I once wrote a musical score file parsing routine that goes through all the headers and events at once, all while keeping track the timing information, and generates an image from it.

The code does it in a very straightforward way. No fancy abstractions, just pure and straight code. That PHP script doesn’t even contain the word ‘function.’ Of course, the script also handles file uploads.

But it is hard to test — you can only test the final results, and it is not reusable — you can’t just reuse it in another use case.

In my new version (written in JavaScript for a rhythm game I’m developing), each part of the process becomes its own module.

  • A module for decoding a stream of bytes.
  • A module for parsing the decoded data.
  • A module to represent the musical score events as data structure.
  • A module that works with time signature.
  • A module that converts time in the music to time in the real world.
  • A module that interpolates numbers.
  • A module that works with actual notes.

And it happens that…

  • It becomes much easier to test. Each module is testable on its own.
  • It becomes much easier to reuse. I can pick the relevant part of the module, and use it in an entirely different situations (e.g. rendering the musical score as a .wav file, or indexing songs inside a package) with little to no modification.
  • It becomes much easier to extend. Since the code that handles the music is separate from the code that does the parsing, I can easily make my game compatible with another musical score file format.

While the code is more complex, it is less complicated, and it is so easy to work with.

I’d prefer complex code rather than complicated code.
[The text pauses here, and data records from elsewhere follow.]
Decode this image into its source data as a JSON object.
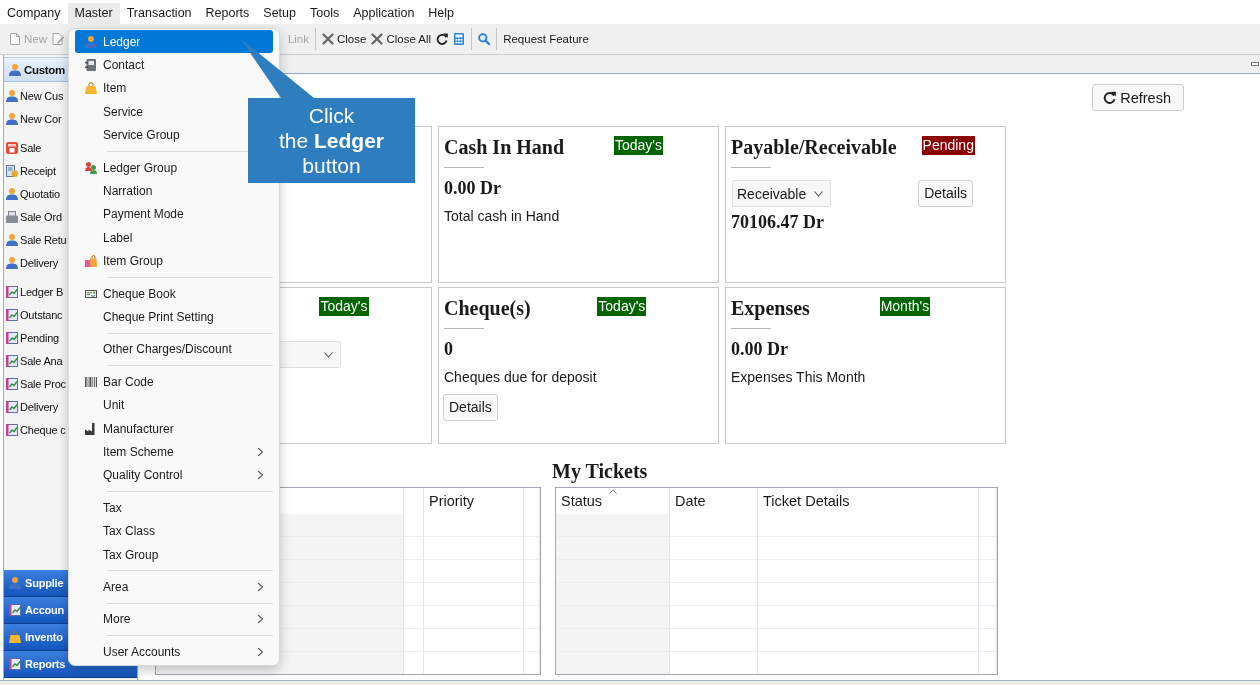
{
  "menubar": {
    "items": [
      {
        "label": "Company",
        "selected": false
      },
      {
        "label": "Master",
        "selected": true
      },
      {
        "label": "Transaction",
        "selected": false
      },
      {
        "label": "Reports",
        "selected": false
      },
      {
        "label": "Setup",
        "selected": false
      },
      {
        "label": "Tools",
        "selected": false
      },
      {
        "label": "Application",
        "selected": false
      },
      {
        "label": "Help",
        "selected": false
      }
    ]
  },
  "toolbar": {
    "groups": [
      [
        {
          "label": "New",
          "kind": "document",
          "disabled": true
        },
        {
          "kind": "edit",
          "disabled": true
        },
        {
          "label": "Link",
          "kind": "text",
          "disabled": true
        }
      ],
      [
        {
          "label": "Close",
          "kind": "close",
          "disabled": false
        },
        {
          "label": "Close All",
          "kind": "close",
          "disabled": false
        },
        {
          "kind": "refresh",
          "disabled": false
        },
        {
          "kind": "calculator",
          "disabled": false
        }
      ],
      [
        {
          "kind": "search",
          "disabled": false
        }
      ],
      [
        {
          "label": "Request Feature",
          "kind": "text",
          "disabled": false
        }
      ]
    ]
  },
  "sidebar": {
    "header": {
      "label": "Custom"
    },
    "groups": [
      [
        {
          "label": "New Cus",
          "kind": "person"
        },
        {
          "label": "New Cor",
          "kind": "person"
        }
      ],
      [
        {
          "label": "Sale",
          "kind": "store"
        },
        {
          "label": "Receipt",
          "kind": "receipt"
        },
        {
          "label": "Quotatio",
          "kind": "person"
        },
        {
          "label": "Sale Ord",
          "kind": "printer"
        },
        {
          "label": "Sale Retu",
          "kind": "person"
        },
        {
          "label": "Delivery",
          "kind": "person"
        }
      ],
      [
        {
          "label": "Ledger B",
          "kind": "report"
        },
        {
          "label": "Outstanc",
          "kind": "report"
        },
        {
          "label": "Pending",
          "kind": "report"
        },
        {
          "label": "Sale Ana",
          "kind": "report"
        },
        {
          "label": "Sale Proc",
          "kind": "report"
        },
        {
          "label": "Delivery",
          "kind": "report"
        },
        {
          "label": "Cheque c",
          "kind": "report"
        }
      ]
    ],
    "sections": [
      {
        "label": "Supplie",
        "kind": "person"
      },
      {
        "label": "Accoun",
        "kind": "report"
      },
      {
        "label": "Invento",
        "kind": "bag"
      },
      {
        "label": "Reports",
        "kind": "report"
      }
    ]
  },
  "menu": {
    "groups": [
      [
        {
          "label": "Ledger",
          "kind": "person",
          "selected": true,
          "submenu": false
        },
        {
          "label": "Contact",
          "kind": "contact",
          "selected": false,
          "submenu": false
        },
        {
          "label": "Item",
          "kind": "bag",
          "selected": false,
          "submenu": false
        },
        {
          "label": "Service",
          "kind": "plain",
          "selected": false,
          "submenu": false
        },
        {
          "label": "Service Group",
          "kind": "plain",
          "selected": false,
          "submenu": false
        }
      ],
      [
        {
          "label": "Ledger Group",
          "kind": "people",
          "selected": false,
          "submenu": false
        },
        {
          "label": "Narration",
          "kind": "plain",
          "selected": false,
          "submenu": false
        },
        {
          "label": "Payment Mode",
          "kind": "plain",
          "selected": false,
          "submenu": false
        },
        {
          "label": "Label",
          "kind": "plain",
          "selected": false,
          "submenu": false
        },
        {
          "label": "Item Group",
          "kind": "bags",
          "selected": false,
          "submenu": false
        }
      ],
      [
        {
          "label": "Cheque Book",
          "kind": "cheque",
          "selected": false,
          "submenu": false
        },
        {
          "label": "Cheque Print Setting",
          "kind": "plain",
          "selected": false,
          "submenu": false
        }
      ],
      [
        {
          "label": "Other Charges/Discount",
          "kind": "plain",
          "selected": false,
          "submenu": false
        }
      ],
      [
        {
          "label": "Bar Code",
          "kind": "barcode",
          "selected": false,
          "submenu": false
        },
        {
          "label": "Unit",
          "kind": "plain",
          "selected": false,
          "submenu": false
        },
        {
          "label": "Manufacturer",
          "kind": "factory",
          "selected": false,
          "submenu": false
        },
        {
          "label": "Item Scheme",
          "kind": "plain",
          "selected": false,
          "submenu": true
        },
        {
          "label": "Quality Control",
          "kind": "plain",
          "selected": false,
          "submenu": true
        }
      ],
      [
        {
          "label": "Tax",
          "kind": "plain",
          "selected": false,
          "submenu": false
        },
        {
          "label": "Tax Class",
          "kind": "plain",
          "selected": false,
          "submenu": false
        },
        {
          "label": "Tax Group",
          "kind": "plain",
          "selected": false,
          "submenu": false
        }
      ],
      [
        {
          "label": "Area",
          "kind": "plain",
          "selected": false,
          "submenu": true
        }
      ],
      [
        {
          "label": "More",
          "kind": "plain",
          "selected": false,
          "submenu": true
        }
      ],
      [
        {
          "label": "User Accounts",
          "kind": "plain",
          "selected": false,
          "submenu": true
        }
      ]
    ]
  },
  "callout": {
    "text": "Click\nthe **Ledger**\nbutton"
  },
  "dashboard": {
    "refresh": {
      "label": "Refresh"
    },
    "cards": [
      {
        "title": "Cash In Hand",
        "badge": {
          "text": "Today's",
          "color": "#006400"
        },
        "amount": "0.00 Dr",
        "caption": "Total cash in Hand"
      },
      {
        "title": "Payable/Receivable",
        "badge": {
          "text": "Pending",
          "color": "#8b0000"
        },
        "picker": {
          "value": "Receivable",
          "expanded": false
        },
        "action": "Details",
        "amount": "70106.47 Dr"
      },
      {
        "badge": {
          "text": "Today's",
          "color": "#006400"
        },
        "picker": {
          "expanded": false
        }
      },
      {
        "title": "Cheque(s)",
        "badge": {
          "text": "Today's",
          "color": "#006400"
        },
        "amount": "0",
        "caption": "Cheques due for deposit",
        "action": "Details"
      },
      {
        "title": "Expenses",
        "badge": {
          "text": "Month's",
          "color": "#006400"
        },
        "amount": "0.00 Dr",
        "caption": "Expenses This Month"
      }
    ],
    "task_list": {
      "columns": [
        {
          "label": "Priority",
          "sorted": false
        }
      ]
    },
    "tickets": {
      "title": "My Tickets",
      "columns": [
        {
          "label": "Status",
          "sorted": true
        },
        {
          "label": "Date",
          "sorted": false
        },
        {
          "label": "Ticket Details",
          "sorted": false
        }
      ]
    }
  }
}
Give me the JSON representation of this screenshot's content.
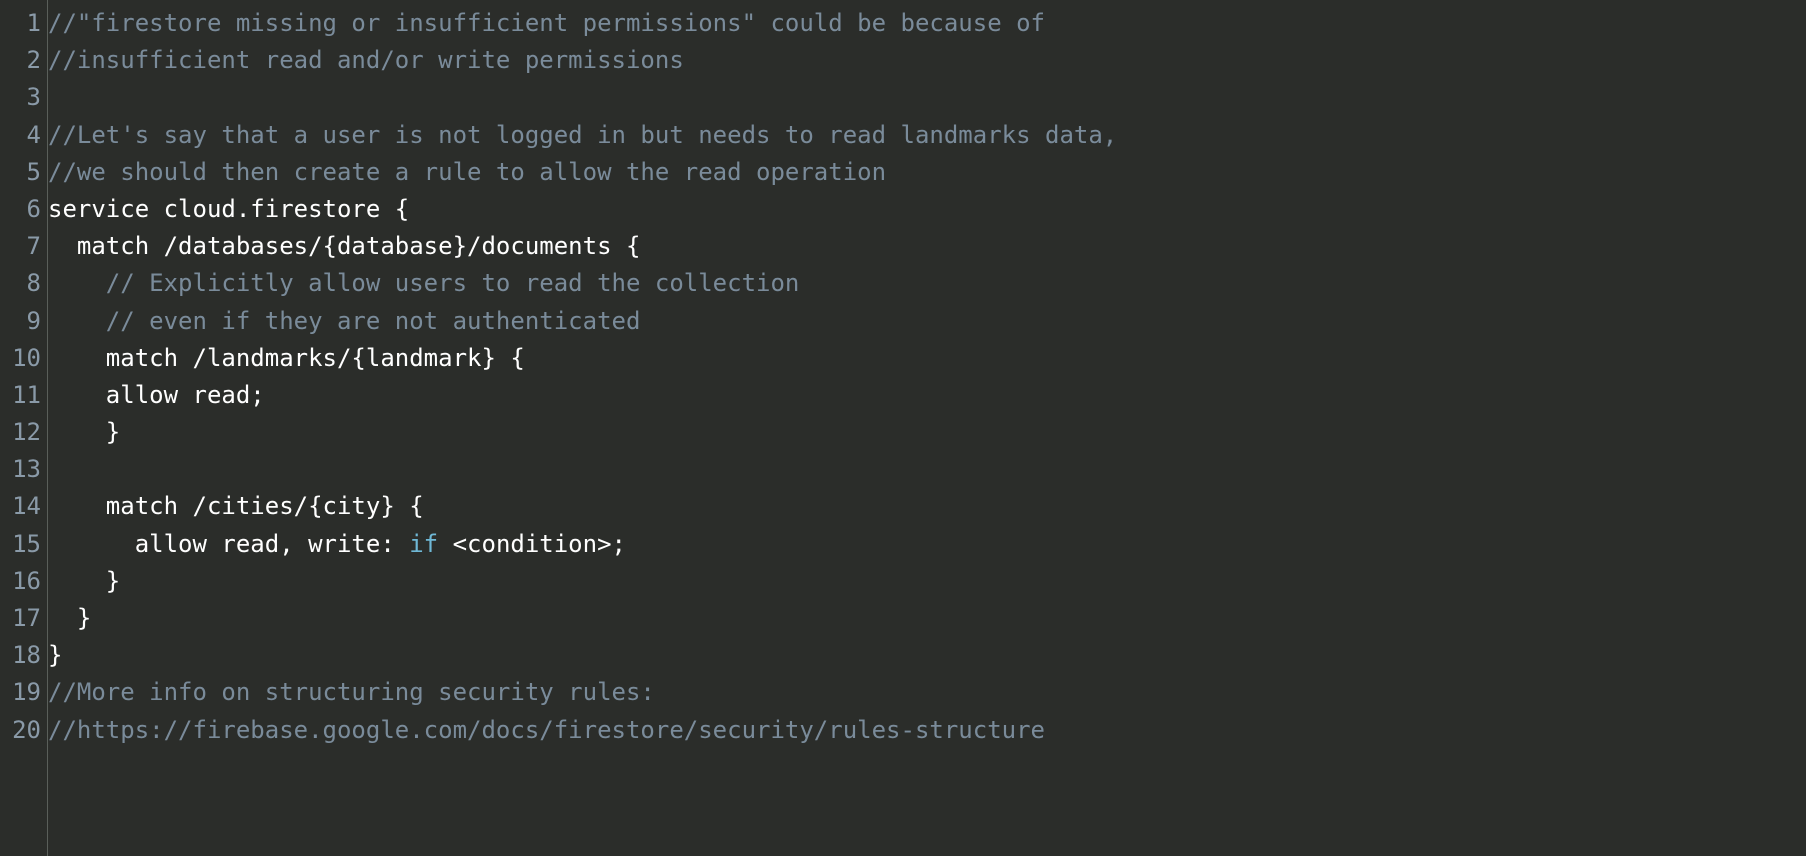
{
  "lineCount": 20,
  "lines": [
    {
      "tokens": [
        {
          "cls": "tok-comment",
          "text": "//\"firestore missing or insufficient permissions\" could be because of"
        }
      ]
    },
    {
      "tokens": [
        {
          "cls": "tok-comment",
          "text": "//insufficient read and/or write permissions"
        }
      ]
    },
    {
      "tokens": []
    },
    {
      "tokens": [
        {
          "cls": "tok-comment",
          "text": "//Let's say that a user is not logged in but needs to read landmarks data,"
        }
      ]
    },
    {
      "tokens": [
        {
          "cls": "tok-comment",
          "text": "//we should then create a rule to allow the read operation"
        }
      ]
    },
    {
      "tokens": [
        {
          "cls": "tok-plain",
          "text": "service cloud.firestore {"
        }
      ]
    },
    {
      "tokens": [
        {
          "cls": "tok-plain",
          "text": "  match /databases/{database}/documents {"
        }
      ]
    },
    {
      "tokens": [
        {
          "cls": "tok-plain",
          "text": "    "
        },
        {
          "cls": "tok-comment",
          "text": "// Explicitly allow users to read the collection"
        }
      ]
    },
    {
      "tokens": [
        {
          "cls": "tok-plain",
          "text": "    "
        },
        {
          "cls": "tok-comment",
          "text": "// even if they are not authenticated"
        }
      ]
    },
    {
      "tokens": [
        {
          "cls": "tok-plain",
          "text": "    match /landmarks/{landmark} {"
        }
      ]
    },
    {
      "tokens": [
        {
          "cls": "tok-plain",
          "text": "    allow read;"
        }
      ]
    },
    {
      "tokens": [
        {
          "cls": "tok-plain",
          "text": "    }    "
        }
      ]
    },
    {
      "tokens": []
    },
    {
      "tokens": [
        {
          "cls": "tok-plain",
          "text": "    match /cities/{city} {"
        }
      ]
    },
    {
      "tokens": [
        {
          "cls": "tok-plain",
          "text": "      allow read, write: "
        },
        {
          "cls": "tok-keyword",
          "text": "if"
        },
        {
          "cls": "tok-plain",
          "text": " <condition>;"
        }
      ]
    },
    {
      "tokens": [
        {
          "cls": "tok-plain",
          "text": "    }"
        }
      ]
    },
    {
      "tokens": [
        {
          "cls": "tok-plain",
          "text": "  }"
        }
      ]
    },
    {
      "tokens": [
        {
          "cls": "tok-plain",
          "text": "}"
        }
      ]
    },
    {
      "tokens": [
        {
          "cls": "tok-comment",
          "text": "//More info on structuring security rules:"
        }
      ]
    },
    {
      "tokens": [
        {
          "cls": "tok-comment",
          "text": "//https://firebase.google.com/docs/firestore/security/rules-structure"
        }
      ]
    }
  ]
}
  • I’d try to make my functions do only one thing as much as I can — even though this means more round-trips API/database calls. At least, things don’t become entangled. Perhaps, you will find a more elegant way to optimize them later!
  • I’d keep my data model as normalized as possible, so that I don’t have to go through the hassle of keeping them all in sync or preventing inconsistent data (which is, IMO, very error-prone). However, this means the querying logic may become slightly more complex, but that can easily be abstracted away. Denormalization is my last resort.
  • I would not use things like memcached right away; I’d just use an in-memory cache. However, should the time come, I should be able to swap that implementation with a memcached implementation without affecting other parts of the software.
  • Even with a caching facility, I wouldn’t cache anything at first, for the sake of simplicity, and then introduce caching in the place where it’d be most beneficial.
  • Caching should be as transparent as possible. This means as much as possible, the users of your code should be able to benefit from the cache without knowing it is there.
  • Browserify is an excellent example: You can pass an object for it to use as a cache to speed up rebuilds. The rest of API remain unaffected — there is no other adjustment needed to utilize that cache. React’s `shouldComponentUpdate` is another great example.
  • Don’t optimize, but make room for optimization.